Dass weniger über Klimaunsicherheiten berichtet wird, hängt auch mit dem steigenden wissenschaftlichen Konsens zusammen, an dem Journalist*innen schwer vorbei schreiben können. Mit jedem neuen Bericht des Weltklimarats liegt mehr Beweismaterial vor, werden mehr offene Fragen und Widersprüche durch vergleichende Studien beantwortet und behoben.
Im Gegensatz zur Tagesberichterstattung sind Diskussionen von Unsicherheiten bezüglich des Klimawandels allerdings in Meinungskolumnen heute nicht weniger häufig. Mit anderen Worten: Die Kluft ist größer geworden zwischen der in wissenschaftlichen Publikationen dokumentierten Realität, und der von provokativen Kolumnist*innen behandelten Scheinwelt. Die Daten stammen aus den USA, das Ergebnis könnte der Wahrnehmung nach aber auch auf andere Länder zutreffen.
Und wie werden sich die Hitzewellen dieses Sommers auf die Wahrnehmung des Klimawandels auswirken? Nach derzeitigem Wissenstand reagieren Menschen auf persönliche Klimaerfahrungen, wie etwa extreme Wettereignisse, tendenziell mit größerer Sorge und Unterstützung für Klimapolitik, können aber eher starke, kurzfristige als langsame, langfristige Veränderungen wahrnehmen.
Individuelle Reaktionen sind dabei nicht unabhängig von politischer Orientierung oder generellem Interesse am Klimawandel — wer Klimapolitik schon vor einer Hitzewelle unterstützt hat, wird klimatische Veränderungen in der Temperatur mit größerer Wahrscheinlichkeit wahrnehmen und mit dem menschengemachten Klimawandel in Verbindung bringen. Ein kausaler Zusammenhang nach dem Motto „mehr Hitze, mehr Unterstützung für Klimapolitik“ lässt sich also auf Basis der Vergangenheit noch nicht etablieren.
Die wichtigere Frage ist aber: Werden Menschen eher bereit sein, selbst Initiative zu ergreifen, wenn der Klimawandel deutlicher wahrnehmbar wird? Werden sie etwa öfter den Bus nehmen, eine PV-Anlage oder ein Elektroauto kaufen, wenn sie zum zweiten oder dritten Mal eine Hitzewelle oder Überschwemmung erleben?

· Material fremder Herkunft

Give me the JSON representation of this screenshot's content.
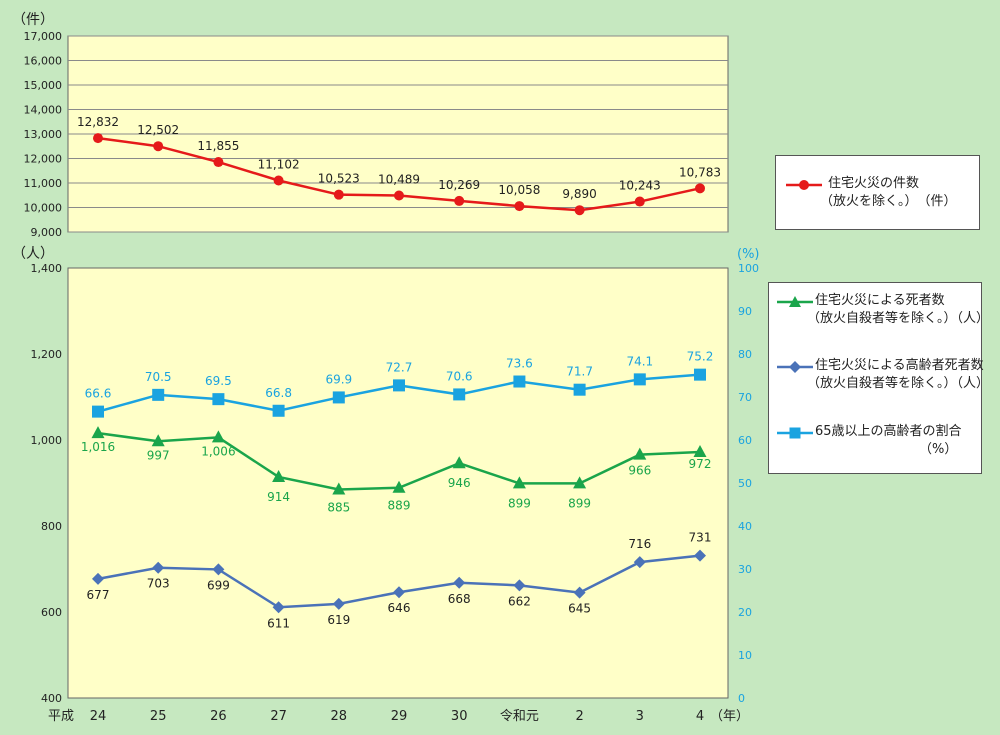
{
  "chart_data": [
    {
      "type": "line",
      "y_unit": "（件）",
      "ylim": [
        9000,
        17000
      ],
      "yticks": [
        "9,000",
        "10,000",
        "11,000",
        "12,000",
        "13,000",
        "14,000",
        "15,000",
        "16,000",
        "17,000"
      ],
      "categories": [
        "平成 24",
        "25",
        "26",
        "27",
        "28",
        "29",
        "30",
        "令和元",
        "2",
        "3",
        "4"
      ],
      "series": [
        {
          "name": "住宅火災の件数（放火を除く。）（件）",
          "legend_lines": [
            "住宅火災の件数",
            "（放火を除く。）　（件）"
          ],
          "color": "#e51a1a",
          "marker": "circle",
          "values": [
            12832,
            12502,
            11855,
            11102,
            10523,
            10489,
            10269,
            10058,
            9890,
            10243,
            10783
          ],
          "labels": [
            "12,832",
            "12,502",
            "11,855",
            "11,102",
            "10,523",
            "10,489",
            "10,269",
            "10,058",
            "9,890",
            "10,243",
            "10,783"
          ]
        }
      ]
    },
    {
      "type": "line",
      "y_unit_left": "（人）",
      "y_unit_right": "(%)",
      "ylim_left": [
        400,
        1400
      ],
      "ylim_right": [
        0,
        100
      ],
      "yticks_left": [
        "400",
        "600",
        "800",
        "1,000",
        "1,200",
        "1,400"
      ],
      "yticks_right": [
        "0",
        "10",
        "20",
        "30",
        "40",
        "50",
        "60",
        "70",
        "80",
        "90",
        "100"
      ],
      "x_era_label": "平成",
      "x_unit": "（年）",
      "categories": [
        "24",
        "25",
        "26",
        "27",
        "28",
        "29",
        "30",
        "令和元",
        "2",
        "3",
        "4"
      ],
      "series": [
        {
          "name": "住宅火災による死者数（放火自殺者等を除く。）（人）",
          "legend_lines": [
            "住宅火災による死者数",
            "（放火自殺者等を除く。）（人）"
          ],
          "color": "#1aa54b",
          "marker": "triangle",
          "axis": "left",
          "values": [
            1016,
            997,
            1006,
            914,
            885,
            889,
            946,
            899,
            899,
            966,
            972
          ],
          "labels": [
            "1,016",
            "997",
            "1,006",
            "914",
            "885",
            "889",
            "946",
            "899",
            "899",
            "966",
            "972"
          ]
        },
        {
          "name": "住宅火災による高齢者死者数（放火自殺者等を除く。）（人）",
          "legend_lines": [
            "住宅火災による高齢者死者数",
            "（放火自殺者等を除く。）（人）"
          ],
          "color": "#4a72b8",
          "marker": "diamond",
          "axis": "left",
          "values": [
            677,
            703,
            699,
            611,
            619,
            646,
            668,
            662,
            645,
            716,
            731
          ],
          "labels": [
            "677",
            "703",
            "699",
            "611",
            "619",
            "646",
            "668",
            "662",
            "645",
            "716",
            "731"
          ]
        },
        {
          "name": "65歳以上の高齢者の割合（%）",
          "legend_lines": [
            "65歳以上の高齢者の割合",
            "（%）"
          ],
          "color": "#1aa3e0",
          "marker": "square",
          "axis": "right",
          "values": [
            66.6,
            70.5,
            69.5,
            66.8,
            69.9,
            72.7,
            70.6,
            73.6,
            71.7,
            74.1,
            75.2
          ],
          "labels": [
            "66.6",
            "70.5",
            "69.5",
            "66.8",
            "69.9",
            "72.7",
            "70.6",
            "73.6",
            "71.7",
            "74.1",
            "75.2"
          ]
        }
      ]
    }
  ]
}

Diese Frage bleibt derzeit weitgehend unbeantwortet. Eine erste Studie aus England zeigt, dass Menschen ihr Verhalten nach Hitzewellen eher nicht ändern. Die meisten Studien konzentrieren sich aber auf Meinungen und antizipiertes, nicht realisiertes Verhalten. Würden Menschen eher handeln, je mehr sie den Klimawandel selbst wahrnehmen, wäre das wohl einer der wenigen positiven Effekte steigender Temperaturen.